Opa: How to Efficiently Read/Write a Large Number of Records

Question

The Problem

I need to read and write a large number of records (about 1000). The example below takes as long as 20 minutes to write 1000 records, and as long as 12 seconds to read them (when doing my "read" tests, I comment out the line do create_notes()).

The Source

This is a complete example (that builds and runs). It only prints output to the console (not to the browser).

type User.t =
  { id : int
  ; notes : list(int) // a list of note ids
  }

type Note.t =
  { id : int
  ; uid : int // id of the user this note belongs to
  ; content : string
  }

db /user : intmap(User.t)
db /note : intmap(Note.t)

get_notes(uid:int) : list(Note.t) =
  noteids = /user[uid]/notes
  List.fold(
    (h,acc -> 
      match ?/note[h] with
      | {none} -> acc
      | {some = note} -> [note|acc]
    ), noteids, [])

create_user() =
  match ?/user[0] with
  | {none} -> /user[0] <- {id=0 notes=[]}
  | _ -> void

create_note() =
  key = Db.fresh_key(@/note)
  do /note[key] <- {id = key uid = 0 content = "note"}
  noteids = /user[0]/notes
  /user[0]/notes <- [key|noteids]

create_notes() =
  repeat(1000, create_note)

page() =
  do create_user()
  do create_notes()
  do Debug.alert("{get_notes(0)}")
  <>Notes</>

server = one_page_server("Notes", page)

One More Thing

I also tried getting notes via a transaction (shown below).
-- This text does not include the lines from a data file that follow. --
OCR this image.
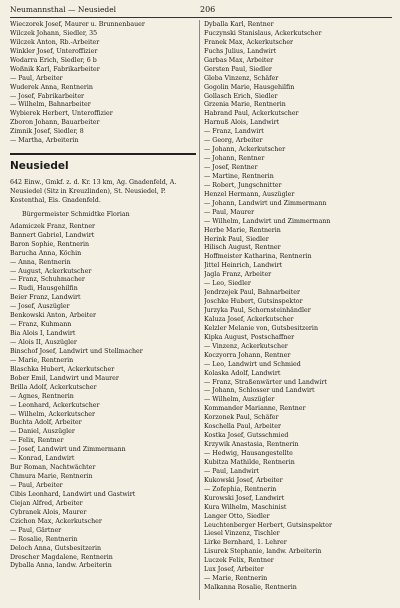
Neumannsthal — Neusiedel	206
Wieczorek Josef, Maurer u. Brunnenbauer
Wilczek Johann, Siedler, 35
Wilczek Anton, Rb.-Arbeiter
Winkler Josef, Unteroffizier
Wodarra Erich, Siedler, 6 b
Woßnik Karl, Fabrikarbeiter
— Paul, Arbeiter
Wuderek Anna, Rentnerin
— Josef, Fabrikarbeiter
— Wilhelm, Bahnarbeiter
Wybierek Herbert, Unteroffizier
Zboron Johann, Bauarbeiter
Zimnik Josef, Siedler, 8
— Martha, Arbeiterin
Neusiedel
642 Einw., Gmkf. z. d. Kr. 13 km, Ag. Gnadenfeld, A. Neusiedel (Sitz in Kreuzlinden), St. Neusiedel, P. Kostenthal, Eis. Gnadenfeld.
Bürgermeister Schmidtke Florian
Adamiczek Franz, Rentner
Bannert Gabriel, Landwirt
Baron Sophie, Rentnerin
Barucha Anna, Köchin
— Anna, Rentnerin
— August, Ackerkutscher
— Franz, Schuhmacher
— Rudi, Hausgehilfin
Beier Franz, Landwirt
— Josef, Auszügler
Benkowski Anton, Arbeiter
— Franz, Kuhmann
Bia Alois I, Landwirt
— Alois II, Auszügler
Binschof Josef, Landwirt und Stellmacher
— Marie, Rentnerin
Blaschka Hubert, Ackerkutscher
Bober Emil, Landwirt und Maurer
Brilla Adolf, Ackerkutscher
— Agnes, Rentnerin
— Leonhard, Ackerkutscher
— Wilhelm, Ackerkutscher
Buchta Adolf, Arbeiter
— Daniel, Auszügler
— Felix, Rentner
— Josef, Landwirt und Zimmermann
— Konrad, Landwirt
Bur Roman, Nachtwächter
Chmura Marie, Rentnerin
— Paul, Arbeiter
Cibis Leonhard, Landwirt und Gastwirt
Ciejan Alfred, Arbeiter
Cybranek Alois, Maurer
Czichon Max, Ackerkutscher
— Paul, Gärtner
— Rosalie, Rentnerin
Deloch Anna, Gutsbesitzerin
Drescher Magdalene, Rentnerin
Dyballa Anna, landw. Arbeiterin
Dyballa Karl, Rentner
Fuczynski Stanislaus, Ackerkutscher
Franek Max, Ackerkutscher
Fuchs Julius, Landwirt
Garbas Max, Arbeiter
Gersten Paul, Siedler
Gleba Vinzenz, Schäfer
Gogolin Marie, Hausgehilfin
Gollasch Erich, Siedler
Grzenia Marie, Rentnerin
Habrand Paul, Ackerkutscher
Harnuß Alois, Landwirt
— Franz, Landwirt
— Georg, Arbeiter
— Johann, Ackerkutscher
— Johann, Rentner
— Josef, Rentner
— Martine, Rentnerin
— Robert, Jungschnitter
Henzel Hermann, Auszügler
— Johann, Landwirt und Zimmermann
— Paul, Maurer
— Wilhelm, Landwirt und Zimmermann
Herbe Marie, Rentnerin
Herink Paul, Siedler
Hilisch August, Rentner
Hoffmeister Katharina, Rentnerin
Jittel Heinrich, Landwirt
Jagla Franz, Arbeiter
— Leo, Siedler
Jendrzejek Paul, Bahnarbeiter
Joschke Hubert, Gutsinspektor
Jurzyka Paul, Schornsteinhändler
Kaluza Josef, Ackerkutscher
Kelzler Melanie von, Gutsbesitzerin
Kipka August, Postschaffner
— Vinzenz, Ackerkutscher
Koczyorra Johann, Rentner
— Leo, Landwirt und Schmied
Kolaska Adolf, Landwirt
— Franz, Straßenwärter und Landwirt
— Johann, Schlosser und Landwirt
— Wilhelm, Auszügler
Kommander Marianne, Rentner
Korzonek Paul, Schäfer
Koschella Paul, Arbeiter
Kostka Josef, Gutsschmied
Krzywik Anastasia, Rentnerin
— Hedwig, Hausangestellte
Kubitza Mathilde, Rentnerin
— Paul, Landwirt
Kukowski Josef, Arbeiter
— Zofephia, Rentnerin
Kurowski Josef, Landwirt
Kura Wilhelm, Maschinist
Langer Otto, Siedler
Leuchtenberger Herbert, Gutsinspektor
Liesel Vinzenz, Tischler
Lirke Bernhard, 1. Lehrer
Lisurek Stephanie, landw. Arbeiterin
Luczek Felix, Rentner
Lux Josef, Arbeiter
— Marie, Rentnerin
Malkanna Rosalie, Rentnerin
It looks like a Db.transaction might be the right tool, but I haven't found a way to successfully employ it. I've found this get_notes_via_transaction method to be exactly as slow as get_notes.

get_notes_via_transaction(uid:int) : list(Note.t) =
  result = Db.transaction( ->
    noteids = /user[uid]/notes
    List.fold(
      (h,acc -> 
        match ?/note[h] with
        | {none} -> acc
        | {some = note} -> [note|acc]
      ), noteids, [])
  )
  match result with
  | {none} -> []
  |~{some} -> some

Thanks for your help.

Edit: More Details

A little extra info that might useful:

After more testing I've noticed that writing the first 100 records takes only 5 seconds. Each record takes longer to write than the previous one. At the 500th record, it takes 5 seconds to write each record.

If I interrupt the program (when it starts feeling slow) and start it again (without clearing the database), it writes records at the same (slow) pace it was writing when I interrupted it.

Does that get us closer to a solution?

I think you forgot to include definitions for `User.t` and `Note.t` so the example does not compile. Well, efficiency is not very good with the built-in solution Opa uses at the moment (although the numbers you cite do look scary). We're hard at work now at properly integrating MongoDB with Opa which should give you the state-of-the-art DB to work with. We also have a [CouchDB library](http://doc.opalang.org/api/#couchdb.opa.html/!/value_stdlib.apis.couchdb.CouchDb) to work with. — akoprowski, Oct 24 '11 at 07:09
The type definitions are in there at the top. Stack Overflow limits `code` blocks at a certain height and makes them scroll. Perhaps you need to scroll up in the code block? — nrw, Oct 24 '11 at 11:51
Also: Is my use of `DB.transaction` correct? And a regarding the future use of MongoDB in my Opa apps: Will I need to rewrite my apps to use an external database, and run a MongoDB server? — nrw, Oct 24 '11 at 11:59

score 3 · Answer 1 · answered Oct 26 '11 at 12:09

Nic, this is probably not the answer you were hoping for, but here it is:

I'd suggest for this kind of performance experiments to change the framework; for instance not to use the client at all. I'd replace the code from create_node function with this:

counter = Reference.create(0)
create_note() =
  key = Db.fresh_key(@/note)
  do /note[key] <- {id = key uid = 0 content = "note"}
  noteids = /user[0]/notes
  do Reference.update(counter, _ + 1)
  do /user[0]/notes <- [key|noteids]
  cntr = Reference.get(counter)
  do if mod(cntr, 100) == 0 then
       Log.info("notes", "{cntr} notes created")
     else
       void
  void

import stdlib.profiler

create_notes() =
  repeat(1000, -> P.execute(create_note, "create_note"))

P = Server_profiler

_ =
  do P.init()
  do create_user()
  do create_notes()
  do P.execute(-> get_notes(0), "get_notes(0)")
  P.summarize()

With intermediate timing being printer per every 100 inserts you'll quickly see that the inserts times are quadratically to the number of inserted items, not linear. This is because of the list update /user[0]/notes <- [key|noteids] which apparently causes the whole list to be written again. AFAIK we had optimizations to avoid that, but either I'm wrong or for some reasons they do not work here -- I'll try to look into that and will let you know once I know more.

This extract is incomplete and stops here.